Xuyang Jiang, Tianyi Lu, Yitong Wang, Jianan Li, Haoran Bi
Abstract
Open AccessPurpose: This study aims to identify the key factors influencing hospital selection among urological patients in China. Despite policy efforts to promote tiered care through the Hierarchical Diagnosis and Treatment (HDT) system, many patients continue to bypass primary care. Understanding the behavioral and psychological drivers of this pattern is essential for improving patient guidance and optimizing healthcare resource allocation. Patients and Methods: Data were collected from a stratified random sample of 676 patients between June 10 and October 10, 2024 from tertiary, secondary, and community healthcare institutions in Jiangsu Province. We collected detailed information on demographic characteristics, clinical profiles, psychological states, health behaviors, and economic factors.

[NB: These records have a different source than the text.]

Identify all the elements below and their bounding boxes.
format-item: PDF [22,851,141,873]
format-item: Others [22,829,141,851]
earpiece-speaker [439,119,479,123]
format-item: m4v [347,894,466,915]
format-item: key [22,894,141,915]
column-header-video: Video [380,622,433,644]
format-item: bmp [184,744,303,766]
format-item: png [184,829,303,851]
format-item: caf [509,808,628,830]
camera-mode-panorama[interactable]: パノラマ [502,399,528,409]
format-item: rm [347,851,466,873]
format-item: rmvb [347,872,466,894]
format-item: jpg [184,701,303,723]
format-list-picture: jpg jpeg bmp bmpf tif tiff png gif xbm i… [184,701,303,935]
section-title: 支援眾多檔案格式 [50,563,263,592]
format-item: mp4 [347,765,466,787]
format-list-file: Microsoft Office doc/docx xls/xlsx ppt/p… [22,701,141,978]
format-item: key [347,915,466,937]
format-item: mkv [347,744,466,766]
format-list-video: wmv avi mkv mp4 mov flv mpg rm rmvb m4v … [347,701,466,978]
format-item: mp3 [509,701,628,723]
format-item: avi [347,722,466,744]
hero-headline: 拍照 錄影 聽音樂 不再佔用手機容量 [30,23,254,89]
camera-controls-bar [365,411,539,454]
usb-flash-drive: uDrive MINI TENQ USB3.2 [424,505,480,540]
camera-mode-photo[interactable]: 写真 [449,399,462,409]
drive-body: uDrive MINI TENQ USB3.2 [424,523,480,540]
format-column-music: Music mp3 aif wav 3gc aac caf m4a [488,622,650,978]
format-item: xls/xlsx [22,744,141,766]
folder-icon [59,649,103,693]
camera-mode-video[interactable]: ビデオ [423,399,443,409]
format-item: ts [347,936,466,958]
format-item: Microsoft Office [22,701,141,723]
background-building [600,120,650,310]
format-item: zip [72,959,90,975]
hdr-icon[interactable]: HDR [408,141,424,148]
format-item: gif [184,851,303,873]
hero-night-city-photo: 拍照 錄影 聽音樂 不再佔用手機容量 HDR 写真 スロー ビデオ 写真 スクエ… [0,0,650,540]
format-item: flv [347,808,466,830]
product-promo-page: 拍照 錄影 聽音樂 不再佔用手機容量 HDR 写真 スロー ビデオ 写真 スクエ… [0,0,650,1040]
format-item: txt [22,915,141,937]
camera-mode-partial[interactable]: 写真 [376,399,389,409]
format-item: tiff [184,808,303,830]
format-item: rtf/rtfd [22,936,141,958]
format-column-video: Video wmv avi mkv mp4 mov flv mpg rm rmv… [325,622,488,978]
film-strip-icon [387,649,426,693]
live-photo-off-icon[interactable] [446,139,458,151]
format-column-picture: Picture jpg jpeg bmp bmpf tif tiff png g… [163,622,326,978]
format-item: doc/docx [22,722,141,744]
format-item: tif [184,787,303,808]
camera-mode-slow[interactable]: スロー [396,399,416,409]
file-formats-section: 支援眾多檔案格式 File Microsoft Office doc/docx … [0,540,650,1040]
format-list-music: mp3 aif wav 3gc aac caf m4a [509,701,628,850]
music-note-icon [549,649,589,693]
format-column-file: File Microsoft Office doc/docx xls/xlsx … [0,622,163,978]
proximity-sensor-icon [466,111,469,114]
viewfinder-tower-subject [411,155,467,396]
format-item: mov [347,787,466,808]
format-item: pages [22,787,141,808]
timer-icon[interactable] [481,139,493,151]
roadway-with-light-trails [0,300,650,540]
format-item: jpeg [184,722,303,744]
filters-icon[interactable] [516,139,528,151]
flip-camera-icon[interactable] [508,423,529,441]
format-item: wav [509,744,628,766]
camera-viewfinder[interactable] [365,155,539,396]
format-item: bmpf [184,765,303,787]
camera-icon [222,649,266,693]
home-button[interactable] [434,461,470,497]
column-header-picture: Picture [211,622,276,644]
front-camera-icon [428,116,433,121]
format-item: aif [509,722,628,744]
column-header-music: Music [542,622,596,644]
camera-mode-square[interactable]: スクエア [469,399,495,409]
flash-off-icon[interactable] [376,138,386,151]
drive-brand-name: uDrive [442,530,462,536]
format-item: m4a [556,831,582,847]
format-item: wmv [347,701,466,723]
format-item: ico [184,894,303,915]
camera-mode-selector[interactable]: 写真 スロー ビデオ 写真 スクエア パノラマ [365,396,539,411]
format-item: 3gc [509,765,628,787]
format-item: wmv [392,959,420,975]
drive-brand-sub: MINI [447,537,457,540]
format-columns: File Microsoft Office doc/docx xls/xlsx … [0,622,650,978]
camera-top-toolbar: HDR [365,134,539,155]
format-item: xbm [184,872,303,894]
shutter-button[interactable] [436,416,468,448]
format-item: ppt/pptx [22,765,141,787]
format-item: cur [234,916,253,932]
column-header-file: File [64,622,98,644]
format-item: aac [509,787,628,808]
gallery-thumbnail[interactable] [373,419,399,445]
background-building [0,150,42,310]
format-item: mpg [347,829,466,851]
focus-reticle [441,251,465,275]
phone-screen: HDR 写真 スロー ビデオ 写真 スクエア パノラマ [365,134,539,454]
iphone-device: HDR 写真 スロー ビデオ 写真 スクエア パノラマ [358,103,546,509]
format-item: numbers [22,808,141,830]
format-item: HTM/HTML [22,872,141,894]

Multinomial logistic regression was employed to identify independent predictors of hospital choice, while Sankey diagrams and multiple correspondence analysis (MCA) were used to visualize patient-level decision pathways and structural patterns. Results: A substantial proportion of patients sought care at tertiary hospitals for conditions that could be effectively managed at lower levels, reflecting a disconnect between actual patient behavior and the goals of the HDT system. Hospital choice was shaped by clinical needs, emotional responses, and perceived institutional trust. Patients choosing tertiary hospitals were more likely to have undergone surgery, experienced severe pain, and reported negative emotional reactions. Secondary hospital users commonly had benign prostatic hyperplasia, moderate symptom burden, rural residence, and engaged in regular physical activity. Community healthcare facilities users typically presented with mild symptoms, shorter illness duration, mild anxiety, lower financial burden, and closer geographic proximity. Across all tiers, anxiety levels and trust perceptions emerged as key behavioral drivers contributing to the bypassing of primary care. Conclusion: Despite policy efforts to promote primary care, many patients with manageable conditions continue to bypass lower-tier facilities. Building trust and providing triage support in primary care are essential for achieving the goals of hierarchical healthcare.